Éthiopie. Au Tigray, les déplacements se poursuivent

Témoignages · Trois ans après la fin de la guerre, environ 1 million de déplacés n’ont pas pu rentrer chez eux. Pire, l’occupation de l’ouest de la région par les forces amharas provoque de nouveaux départs.

L'image montre trois femmes de dos, se tenant côte à côte, regardant à travers une structure en bois ouverte. Elles portent des vêtements longs et légers. Leurs têtes sont couvertes de foulards, ce qui suggère un contexte culturel ou religieux. Au loin, on aperçoit des abris temporaires, probablement des tentes ou des structures en tôles. Le ciel est partiellement nuageux, créant une atmosphère paisible. L'environnement évoque un lieu de rassemblement ou d'attente, avec un sol en terre battue. La scène semble calme, laissant entrevoir un moment de contemplation ou de partage entre ces femmes.
Ces trois femmes ont récemment fui l’oppression exercée par les occupants amharas dans l’ouest du Tigray pour rejoindre le camp établi dans la cour de l’école élémentaire Tsehaye, à Shire (septembre 2025).
© Augustine Passilly

Son visage poupin contraste avec la tête de mort qui orne son tee-shirt, les imposants tatouages gravés sur ses avant-bras et l’épaisse chaîne métallique qui décore son cou. À 22 ans, Asuh (un prénom d’emprunt, comme pour les autres témoins) s’est résolu à laisser ses parents âgés derrière lui lorsqu’il a quitté, en juillet dernier, Humera. Cette ville est située dans l’ouest du Tigray. Elle est toujours occupée par les troupes régionales et les milices venues de la région voisine de l’Amhara, alliées aux Forces de défense nationale éthiopiennes pendant la guerre civile (2020-2022), malgré la fin officielle du conflit dans cette région septentrionale d’Éthiopie, le 2 novembre 2022. Cette occupation empêche environ 1 million de personnes déplacées de rentrer chez elles, selon l’Administration intérimaire du Tigray. Elles survivent toujours péniblement dans des camps de fortune dans la région du Tigray et au Soudan frontalier. La situation continue aussi à jeter des civils sur les routes. 

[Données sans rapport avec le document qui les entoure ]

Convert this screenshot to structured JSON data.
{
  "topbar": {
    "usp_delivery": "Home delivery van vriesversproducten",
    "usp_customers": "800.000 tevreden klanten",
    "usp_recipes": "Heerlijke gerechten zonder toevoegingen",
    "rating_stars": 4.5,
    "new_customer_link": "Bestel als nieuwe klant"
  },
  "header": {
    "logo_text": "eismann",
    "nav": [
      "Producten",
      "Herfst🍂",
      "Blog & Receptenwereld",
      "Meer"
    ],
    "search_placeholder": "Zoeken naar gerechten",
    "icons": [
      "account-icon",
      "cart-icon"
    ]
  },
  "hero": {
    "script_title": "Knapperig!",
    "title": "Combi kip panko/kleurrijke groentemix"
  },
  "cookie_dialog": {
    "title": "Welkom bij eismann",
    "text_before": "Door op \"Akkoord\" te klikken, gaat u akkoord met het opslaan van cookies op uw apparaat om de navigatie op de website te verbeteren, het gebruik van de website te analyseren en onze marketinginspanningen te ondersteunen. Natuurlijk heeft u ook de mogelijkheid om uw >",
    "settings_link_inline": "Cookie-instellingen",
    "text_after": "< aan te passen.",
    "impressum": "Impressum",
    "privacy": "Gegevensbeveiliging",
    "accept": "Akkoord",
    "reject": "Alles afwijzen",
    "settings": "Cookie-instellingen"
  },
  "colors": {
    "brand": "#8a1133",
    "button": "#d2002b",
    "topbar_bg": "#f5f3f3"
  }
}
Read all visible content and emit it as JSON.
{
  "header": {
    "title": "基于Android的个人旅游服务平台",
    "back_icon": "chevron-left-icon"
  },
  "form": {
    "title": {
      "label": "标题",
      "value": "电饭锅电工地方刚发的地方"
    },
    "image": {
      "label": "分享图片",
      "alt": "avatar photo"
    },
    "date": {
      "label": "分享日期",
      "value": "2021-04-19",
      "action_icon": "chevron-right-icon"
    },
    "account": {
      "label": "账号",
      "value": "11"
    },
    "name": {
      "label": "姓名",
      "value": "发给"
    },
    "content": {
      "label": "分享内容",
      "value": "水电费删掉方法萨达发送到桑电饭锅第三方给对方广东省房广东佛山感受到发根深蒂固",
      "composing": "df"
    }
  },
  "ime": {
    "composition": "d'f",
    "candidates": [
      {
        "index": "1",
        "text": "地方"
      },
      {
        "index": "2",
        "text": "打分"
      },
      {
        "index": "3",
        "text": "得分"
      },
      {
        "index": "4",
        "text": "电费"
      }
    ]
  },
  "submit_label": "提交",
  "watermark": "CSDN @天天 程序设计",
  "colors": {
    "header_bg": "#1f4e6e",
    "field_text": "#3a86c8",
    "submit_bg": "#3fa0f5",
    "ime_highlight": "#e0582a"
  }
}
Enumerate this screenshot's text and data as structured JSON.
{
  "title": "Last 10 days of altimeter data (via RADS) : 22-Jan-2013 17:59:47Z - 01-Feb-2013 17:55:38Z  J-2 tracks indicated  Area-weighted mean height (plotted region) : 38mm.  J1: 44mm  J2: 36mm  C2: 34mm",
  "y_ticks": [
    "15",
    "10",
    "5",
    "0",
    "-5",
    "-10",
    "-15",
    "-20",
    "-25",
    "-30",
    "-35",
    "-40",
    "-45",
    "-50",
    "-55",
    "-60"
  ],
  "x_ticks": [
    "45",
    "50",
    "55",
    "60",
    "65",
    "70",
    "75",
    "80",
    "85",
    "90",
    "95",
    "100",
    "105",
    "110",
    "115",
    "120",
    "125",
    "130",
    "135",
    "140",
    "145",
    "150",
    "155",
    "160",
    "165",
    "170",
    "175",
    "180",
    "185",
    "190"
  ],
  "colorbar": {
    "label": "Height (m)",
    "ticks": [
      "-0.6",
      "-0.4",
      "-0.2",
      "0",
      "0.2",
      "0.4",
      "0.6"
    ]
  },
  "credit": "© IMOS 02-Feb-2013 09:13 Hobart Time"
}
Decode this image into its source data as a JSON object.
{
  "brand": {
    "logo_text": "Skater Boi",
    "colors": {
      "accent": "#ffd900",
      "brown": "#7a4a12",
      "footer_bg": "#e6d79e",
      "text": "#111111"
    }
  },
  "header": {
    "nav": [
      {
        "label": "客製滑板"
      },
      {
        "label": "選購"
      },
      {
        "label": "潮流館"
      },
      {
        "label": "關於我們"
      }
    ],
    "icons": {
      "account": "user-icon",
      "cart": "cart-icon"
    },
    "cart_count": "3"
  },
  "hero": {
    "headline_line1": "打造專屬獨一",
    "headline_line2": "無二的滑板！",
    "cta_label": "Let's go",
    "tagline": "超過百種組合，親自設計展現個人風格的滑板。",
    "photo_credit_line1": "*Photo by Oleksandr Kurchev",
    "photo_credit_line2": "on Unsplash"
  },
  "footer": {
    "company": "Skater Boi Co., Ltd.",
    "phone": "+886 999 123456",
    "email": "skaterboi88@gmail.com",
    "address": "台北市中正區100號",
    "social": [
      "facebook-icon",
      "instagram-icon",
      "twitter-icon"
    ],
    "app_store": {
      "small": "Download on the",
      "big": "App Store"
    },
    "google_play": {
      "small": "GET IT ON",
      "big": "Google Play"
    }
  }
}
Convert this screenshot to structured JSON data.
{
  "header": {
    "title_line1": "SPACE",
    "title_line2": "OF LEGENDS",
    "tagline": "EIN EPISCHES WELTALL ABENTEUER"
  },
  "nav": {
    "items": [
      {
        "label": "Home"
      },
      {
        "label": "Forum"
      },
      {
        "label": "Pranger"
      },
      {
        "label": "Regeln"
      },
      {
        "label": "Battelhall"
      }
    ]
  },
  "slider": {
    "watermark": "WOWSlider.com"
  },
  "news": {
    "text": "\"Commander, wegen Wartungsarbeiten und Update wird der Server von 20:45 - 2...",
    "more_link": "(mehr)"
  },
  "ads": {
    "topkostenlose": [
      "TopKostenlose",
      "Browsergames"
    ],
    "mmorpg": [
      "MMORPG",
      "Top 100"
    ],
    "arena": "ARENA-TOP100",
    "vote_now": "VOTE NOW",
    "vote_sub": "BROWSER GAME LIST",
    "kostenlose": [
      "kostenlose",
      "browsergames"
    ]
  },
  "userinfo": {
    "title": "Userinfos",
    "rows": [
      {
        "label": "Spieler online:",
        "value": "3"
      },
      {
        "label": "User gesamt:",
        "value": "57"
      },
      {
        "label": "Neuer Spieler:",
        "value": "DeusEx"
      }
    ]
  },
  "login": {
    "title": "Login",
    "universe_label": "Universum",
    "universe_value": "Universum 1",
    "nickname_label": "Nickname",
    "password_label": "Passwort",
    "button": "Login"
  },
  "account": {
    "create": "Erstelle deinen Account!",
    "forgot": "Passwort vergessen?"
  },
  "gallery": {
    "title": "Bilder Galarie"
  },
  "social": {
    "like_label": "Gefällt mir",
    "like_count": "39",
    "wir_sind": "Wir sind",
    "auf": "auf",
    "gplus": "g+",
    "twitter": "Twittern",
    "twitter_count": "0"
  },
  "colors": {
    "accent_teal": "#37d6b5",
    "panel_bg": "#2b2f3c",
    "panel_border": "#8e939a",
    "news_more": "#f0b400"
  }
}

Le 3 septembre, Assefa Gebrehiwot, chef du groupe de coordination des personnes déplacées à Sheraro (nord-ouest du Tigray), a déclaré que 1 500 nouveaux déplacés de l’ouest du Tigray étaient arrivés dans cette ville depuis un an. « Certains individus chassés du Tigray occidental ont été amenés ici avec l’aide de la police fédérale », a précisé Assefa Gebrehiwot au média local Wegahta Facts. Le rapport publié fin août par la Commission d’enquête sur le génocide au Tigray, mise sur pied par les autorités régionales, évoque en outre « 56 à 107 déplacés [qui] arrivent quotidiennement » à Endabaguna, à 115 kilomètres au sud-est de Sheraro, généralement poussés par des raisons sécuritaires et économiques.

Les autorités se renvoient la responsabilité

Le jeune Asuh fait partie de ceux qui ont récemment fui l’oppression exercée par les troupes amharas. Il témoigne depuis la cour de l’école élémentaire Tsehaye, transformée en camp d’accueil, à Shire, une des plus grandes villes de la région :

Si nous parlons tigrigna ou si nous écoutons de la musique tigréenne, les soldats nous menacent ou nous accusent d’être des membres de la “junte“ [en référence aux combattants des Forces de défense du Tigray actifs pendant le conflit, NDLR]. Mes parents ne savent parler que cette langue, ils sont donc en danger. Et en même temps, ils ne peuvent pas partir car ils ne sauraient pas répondre aux interrogatoires aux nombreux points de contrôle qu’il faut franchir pour rejoindre les zones sous le contrôle de l’Administration intérimaire du Tigray.

Établie au lendemain du traité de paix de Pretoria, cette instance régionale s’est pour l’heure montrée incapable d’organiser le retour des déplacés. Et ce, malgré le changement de président. Début avril, le général Tadesse Werede a remplacé Getachew Reda à la tête de l’administration intérimaire, tandis que ce dernier est devenu conseiller du Premier ministre, Abiy Ahmed, sur les affaires de l’Est africain. « Ni Getachew ni Tadesse n’ont d’intérêt sincère ou de réel pouvoir pour résoudre la question des déplacés, constate un chercheur originaire de la région. Le nouveau président dépend du Front de libération du peuple du Tigray (FLPT), qui veut reprendre la main sur l’Ouest avant de permettre le retour des riverains. De son côté, Getachew utilise le rapatriement des déplacés pour obtenir un avantage politique sur le FLPT depuis son éviction. »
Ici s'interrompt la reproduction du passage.